プロローグ
男は、船の甲板に仁王立ちしている。
桜島が放った灰色の噴煙がたなびいていた空が、いつの間にか遠くなっていた。それにつれ、大空の青さが増していく。
南の海にむかう船は、右手に鹿児島本土の最南端にそびえる薩摩富士の秀麗な姿を望みながら、穏やかな錦江湾を抜け出ようとしている。これで、本土との別れだ。船の後方を振り返ると、波静かな湾内に航跡が陽光を浴びて白く輝いている。湾の奥の方では、海と空がつながっていく。
船が暮色の迫る外洋に出るや、常よりも高い波浪に迎えられた。まるで無数の白ウサギが、大海原を元気に跳ねまわっているように見える。

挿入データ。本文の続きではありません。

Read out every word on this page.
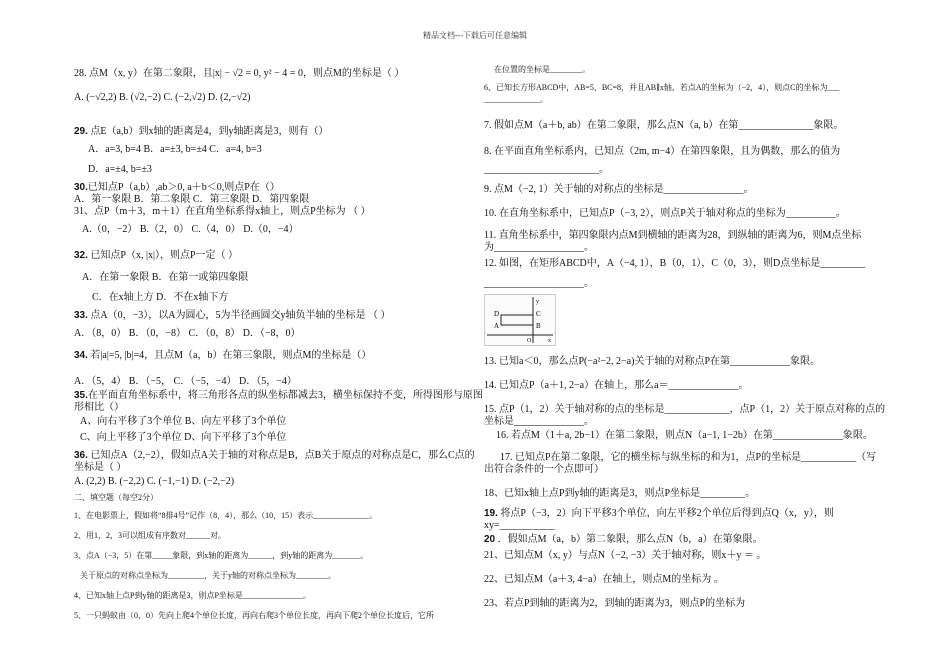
精品文档---下载后可任意编辑
28. 点M（x, y）在第二象限，且|x| − √2 = 0, y² − 4 = 0，则点M的坐标是（ ）
A. (−√2,2) B. (√2,−2) C. (−2,√2) D. (2,−√2)
29. 点E（a,b）到x轴的距离是4，到y轴距离是3，则有（）
A．a=3, b=4 B．a=±3, b=±4 C．a=4, b=3
D．a=±4, b=±3
30.已知点P（a,b）,ab＞0, a＋b＜0,则点P在（）
A．第一象限 B．第二象限 C．第三象限 D．第四象限
31、点P（m＋3，m＋1）在直角坐标系得x轴上，则点P坐标为 （ ）
A.（0，−2） B.（2，0） C.（4，0） D.（0，−4）
32. 已知点P（x, |x|），则点P一定（ ）
A．在第一象限 B．在第一或第四象限
C．在x轴上方 D．不在x轴下方
33. 点A（0，−3），以A为圆心，5为半径画圆交y轴负半轴的坐标是 （ ）
A．（8，0） B．（0，−8） C．（0，8） D．（−8，0）
34. 若|a|=5, |b|=4，且点M（a，b）在第三象限，则点M的坐标是（）
A．（5，4） B．（−5， C．（−5，−4） D．（5，−4）
35.在平面直角坐标系中，将三角形各点的纵坐标都减去3，横坐标保持不变，所得图形与原图
形相比（）
A、向右平移了3个单位 B、向左平移了3个单位
C、向上平移了3个单位 D、向下平移了3个单位
36. 已知点A（2,−2），假如点A关于轴的对称点是B，点B关于原点的对称点是C，那么C点的
坐标是（ ）
A. (2,2) B. (−2,2) C. (−1,−1) D. (−2,−2)
二、填空题（每空2分）
1、在电影票上，假如将“8排4号”记作（8，4），那么（10，15）表示______________。
2、用1，2，3可以组成有序数对______对。
3、点A（−3，5）在第_____象限，到x轴的距离为______，到y轴的距离为_______。
关于原点的对称点坐标为_________，关于y轴的对称点坐标为________。
4、已知x轴上点P到y轴的距离是3，则点P坐标是_______________。
5、一只蚂蚁由（0，0）先向上爬4个单位长度，再向右爬3个单位长度，再向下爬2个单位长度后，它所
在位置的坐标是________。
6、已知长方形ABCD中，AB=5，BC=8，并且AB∥x轴，若点A的坐标为（−2，4），则点C的坐标为___
______________。
7. 假如点M（a＋b, ab）在第二象限，那么点N（a, b）在第_______________象限。
8. 在平面直角坐标系内，已知点（2m, m−4）在第四象限，且为偶数，那么的值为
_______________________。
9. 点M（−2, 1）关于轴的对称点的坐标是________________。
10. 在直角坐标系中，已知点P（−3, 2），则点P关于轴对称点的坐标为__________。
11. 直角坐标系中，第四象限内点M到横轴的距离为28，到纵轴的距离为6，则M点坐标
为__________________。
12. 如图，在矩形ABCD中，A（−4, 1），B（0，1），C（0，3），则D点坐标是_________
____________________。
13. 已知a＜0，那么点P(−a²−2, 2−a)关于轴的对称点P在第____________象限。
14. 已知点P（a＋1, 2−a）在轴上，那么a＝______________。
15. 点P（1，2）关于轴对称的点的坐标是_____________，点P（1，2）关于原点对称的点的
坐标是______________。
16. 若点M（1＋a, 2b−1）在第二象限，则点N（a−1, 1−2b）在第______________象限。
17. 已知点P在第二象限，它的横坐标与纵坐标的和为1，点P的坐标是___________（写
出符合条件的一个点即可）
18、已知x轴上点P到y轴的距离是3，则点P坐标是_________。
19. 将点P（−3，2）向下平移3个单位，向左平移2个单位后得到点Q（x，y），则
xy=___________
20 ．假如点M（a，b）第二象限，那么点N（b，a）在第象限。
21、已知点M（x, y）与点N（−2, −3）关于轴对称，则x＋y ＝ 。
22、已知点M（a＋3, 4−a）在轴上，则点M的坐标为 。
23、若点P到轴的距离为2，到轴的距离为3，则点P的坐标为
D
A
C
B
O	x
y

この見渡す限りつづく躍動感あふれる光景に包まれると、波を切り進んでいく先を無言で睨んでいる男の胸も大いに弾んでくる。精一杯の気合と覚悟を込めて、ロマンに満ちた闘いに挑む旅立ちにふさわしい。
男が目指していくあの南の島では、古来、海のかなたから神さまが現れると信じられてきたという。
昭和一〇年が明けた今、現代の神さまが降臨するのだ。